Why not using country tuning and forget about Major?
OK
This country tuning has one more extra notes on 5 hole draw and for some songs it makes it much easier
Every other thing is the same so why not just forget about Major and play country tuning ?
Is there any other thing that it has effect on? Does it make any more difference?
Country tuning can open up new possibilities. It makes fifth position more friendly, and gives you all three major chords in second position. However, it creates problems for melodies in first position, as the raised Draw 5 is not a note in that scale.
I use country tunning occasionally, and like what it can do. But if I'm looking to play something more bluesy, it can get in the way. It's still possible to bend that note down to the regular note - but you ahve to remember to do that when needed - and it eliminates some chordal combinations.
Country tuning has benefits for many positions, starting with second. But it will take away your ability to play major-scale melodies in first position in the middle octave.
Im playing counytry tuned sydel steels and the draw 5 will bend back down the flat 7th for 1st pos but i best learn a song on the country tuned harp or I'll forget to bend the draw 5 back down and it's a jarring thing to the ear when you hit that raised note in 1st pos
Im playing counytry tuned sydel steels and the draw 5 will bend back down the flat 7th for 1st pos but i best learn a song on the country tuned harp or I'll forget to bend the draw 5 back down and it's a jarring thing to the ear when you hit that raised note in 1st pos
whocares:
This might be a great question to post on Winslow's "Ask Harmonica Expert Winslow Yerxa" section of this Forum. And in the meantime, don't be timid about playing different musical styles using different tunings. Switching from one tuning system to another is a great (and really fun) way to exercise the brain cells.

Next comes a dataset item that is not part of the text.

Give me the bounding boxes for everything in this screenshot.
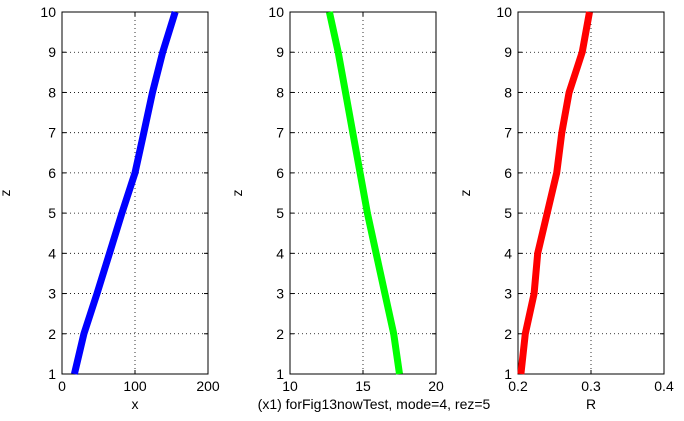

By "one more exta notes" I assume you mean that the 5-draw is tuned up (i.e., sharp) by one semitone. In second position this converts the 7th note in the scale (e.g., in the G scale on a C harp played in 2nd position, the F) to a major 7th, rather than the usual Richter-tuned flatted 7th, which works great for folk songs, pop, etc., but not so much for blues. There's a good explanation at https://harmonicatunes.com/country-harmonica-tuning/
I don't have any country-tuned harps; however, over the past year (and in part to keep from going nuts during pandemic isolation) I've picked up two Seydel Tony Eyers "Major Cross" harmonicas, in G and D, the most common keys for Irish folk tunes, and have been learning some Irish stuff. The tuning works great, not only for Irish, but for some classic Great American Songbook tunes (e.g., "Over the Rainbow," "As Time Goes By," etc.), such that I'm no longer playing some melody-tuned harmonicas I own (e.g., Lee Oskar "Melody Maker" and Seydel "Melodic Maker"), and giving them away, aiming when budget allows to pick up some other keys in the "Major Cross" model.

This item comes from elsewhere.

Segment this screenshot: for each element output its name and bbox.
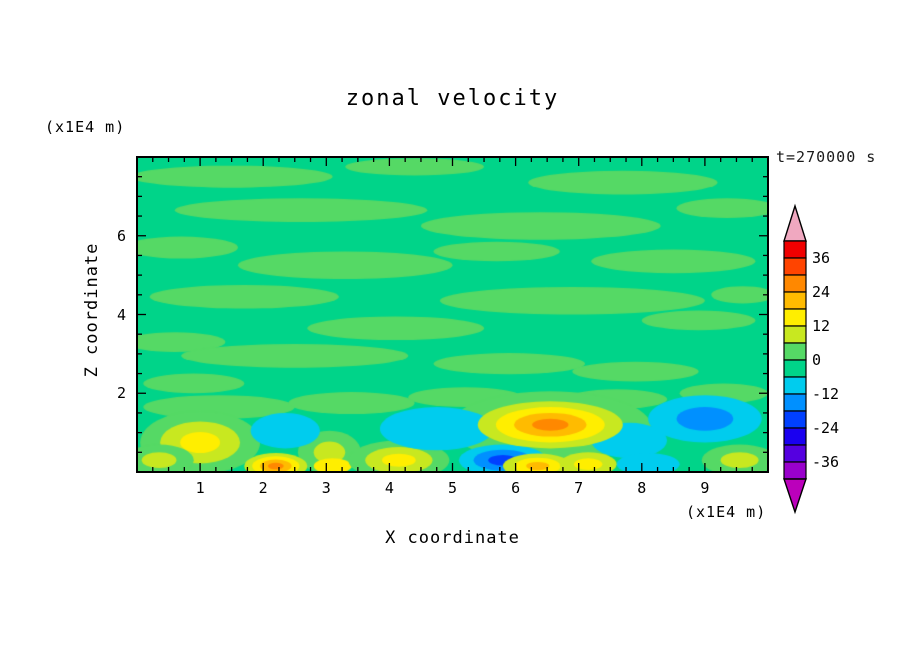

But for blues: I'm sticking with standard Richter tuning. For one thing, it's the traditional tuning for blues, going back to the first folks in the U.S. who back in the 19th Century bought an inexpensive Marine Band and began experimenting with different positions and bending, and thus the basis for recorded performances going back to the 1920s, through all the greats from John Lee "Sonny Boy" Williamson, to Rice Miller, to Little Walter Jacobs, to Junior Wells, up through today's greats. For another: It's the tuning system used by David for his lessons and studies here that use 10-hole diatonic harmonicas.